Gdy aktorka po raz pierwszy wcieliła się w rolę Kelly w latach 90., serial o trochę rozpuszczonych nastolatkach mogła oglądać cała rodzina. Jednak z sezonu na sezon, gdy bohaterowie trochę podrośli, serial zaczął się zmieniać, stając się coraz bardziej odważny.
Teraz kultową serię reaktywowano. Niedawno odbyła się premiera nowych odcinków. Jak widać, jeszcze ostrzejszych niż pierwowzór.
Jennie Garth powiedziała, że nowy serial jest zdecydowanie zbyt obsceniczny dla nastolatków.
"Moje dzieci zdecydowanie nie są jeszcze gotowe, by oglądać 90210".
Jej kolega z planu - Lori Laughlin, wyznał, że aktorka często czerwieniła się przy co odważniejszych scenach z udział jej serialowego męża, w którego wciela się Rob Estes.
"Cały dzień chodziłam czerwona jak burak" - przyznaje Garth.

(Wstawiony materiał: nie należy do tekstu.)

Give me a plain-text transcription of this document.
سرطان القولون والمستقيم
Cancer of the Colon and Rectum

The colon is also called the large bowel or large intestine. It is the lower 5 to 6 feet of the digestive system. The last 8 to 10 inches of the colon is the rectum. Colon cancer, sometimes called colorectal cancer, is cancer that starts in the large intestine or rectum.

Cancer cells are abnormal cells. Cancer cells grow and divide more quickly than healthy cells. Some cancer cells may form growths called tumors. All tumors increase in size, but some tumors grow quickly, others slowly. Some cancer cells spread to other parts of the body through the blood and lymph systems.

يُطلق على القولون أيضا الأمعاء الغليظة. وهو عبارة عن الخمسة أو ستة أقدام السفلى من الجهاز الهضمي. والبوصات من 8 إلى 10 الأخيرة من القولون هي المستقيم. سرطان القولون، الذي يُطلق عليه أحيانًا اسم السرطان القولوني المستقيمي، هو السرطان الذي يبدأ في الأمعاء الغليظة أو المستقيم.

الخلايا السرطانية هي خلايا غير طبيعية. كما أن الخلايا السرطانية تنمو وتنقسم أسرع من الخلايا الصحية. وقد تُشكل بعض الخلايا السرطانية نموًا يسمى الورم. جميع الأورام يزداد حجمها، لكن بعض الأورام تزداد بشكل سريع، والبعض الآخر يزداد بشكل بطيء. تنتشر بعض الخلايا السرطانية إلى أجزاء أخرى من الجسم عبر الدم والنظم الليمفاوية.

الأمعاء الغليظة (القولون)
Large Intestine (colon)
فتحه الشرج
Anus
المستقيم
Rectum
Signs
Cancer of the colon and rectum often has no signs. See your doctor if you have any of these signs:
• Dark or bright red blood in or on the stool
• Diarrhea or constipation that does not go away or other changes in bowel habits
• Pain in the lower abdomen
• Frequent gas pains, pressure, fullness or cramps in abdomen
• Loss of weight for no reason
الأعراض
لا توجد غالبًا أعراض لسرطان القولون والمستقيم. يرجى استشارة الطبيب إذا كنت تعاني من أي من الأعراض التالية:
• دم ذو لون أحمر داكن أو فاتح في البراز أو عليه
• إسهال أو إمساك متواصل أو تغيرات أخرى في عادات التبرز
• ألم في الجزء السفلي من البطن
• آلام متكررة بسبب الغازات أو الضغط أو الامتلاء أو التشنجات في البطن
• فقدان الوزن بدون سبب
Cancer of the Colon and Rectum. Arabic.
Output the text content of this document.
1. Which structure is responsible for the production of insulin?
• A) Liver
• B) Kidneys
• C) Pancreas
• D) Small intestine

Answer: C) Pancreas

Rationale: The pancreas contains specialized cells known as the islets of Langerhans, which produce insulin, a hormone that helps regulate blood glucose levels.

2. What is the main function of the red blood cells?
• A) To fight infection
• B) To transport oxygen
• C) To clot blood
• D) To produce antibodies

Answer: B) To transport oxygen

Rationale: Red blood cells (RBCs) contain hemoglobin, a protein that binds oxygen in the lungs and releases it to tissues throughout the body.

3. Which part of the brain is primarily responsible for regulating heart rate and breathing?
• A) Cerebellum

W tym czasie Estes był bardziej otwarty w kwestii szczegółów scen, które zawstydziły jego koleżankę.
"Nie jesteśmy mamusią i tatusiem, którzy siedzą w domciu i zajadają się cukiereczkami. To parka, które bez przerwy się kocha!" - opowiada aktor - "Czyścimy szybko kuchnię, by za chwilę uprawiać w niej seks".
W nowych odcinkach oprócz Jennie Garth ze starej ekipy pojawiła się też Shannen Doherty. Aktorka, o której wybrykach na planie jest zawsze głośno i dużo, teraz wspomina zdjęcia do nowego "Beverly Hills" bardzo miło.
"To było miłe doświadczenie. Już mamy nasze małe żarciki z ekipą".
Mniej wylewna była jej koleżanka - Garth:
"Jest jak jest. Było OK, bez większych dramatów".
Obie gwiazdy serialu przyznają jednak, że czekają aż dołączy do nich ich koleżanka, Tori Spelling, która pokłóciła się o wysokość swojej gaży z producentami i odmówiła występu. Niedawno pojawiła się nadzieja, że córka twórcy serialu pójdzie na kompromis.
"Naprawdę mam nadzieję, że wszystko się ułoży" - mówiła Jennie Garth.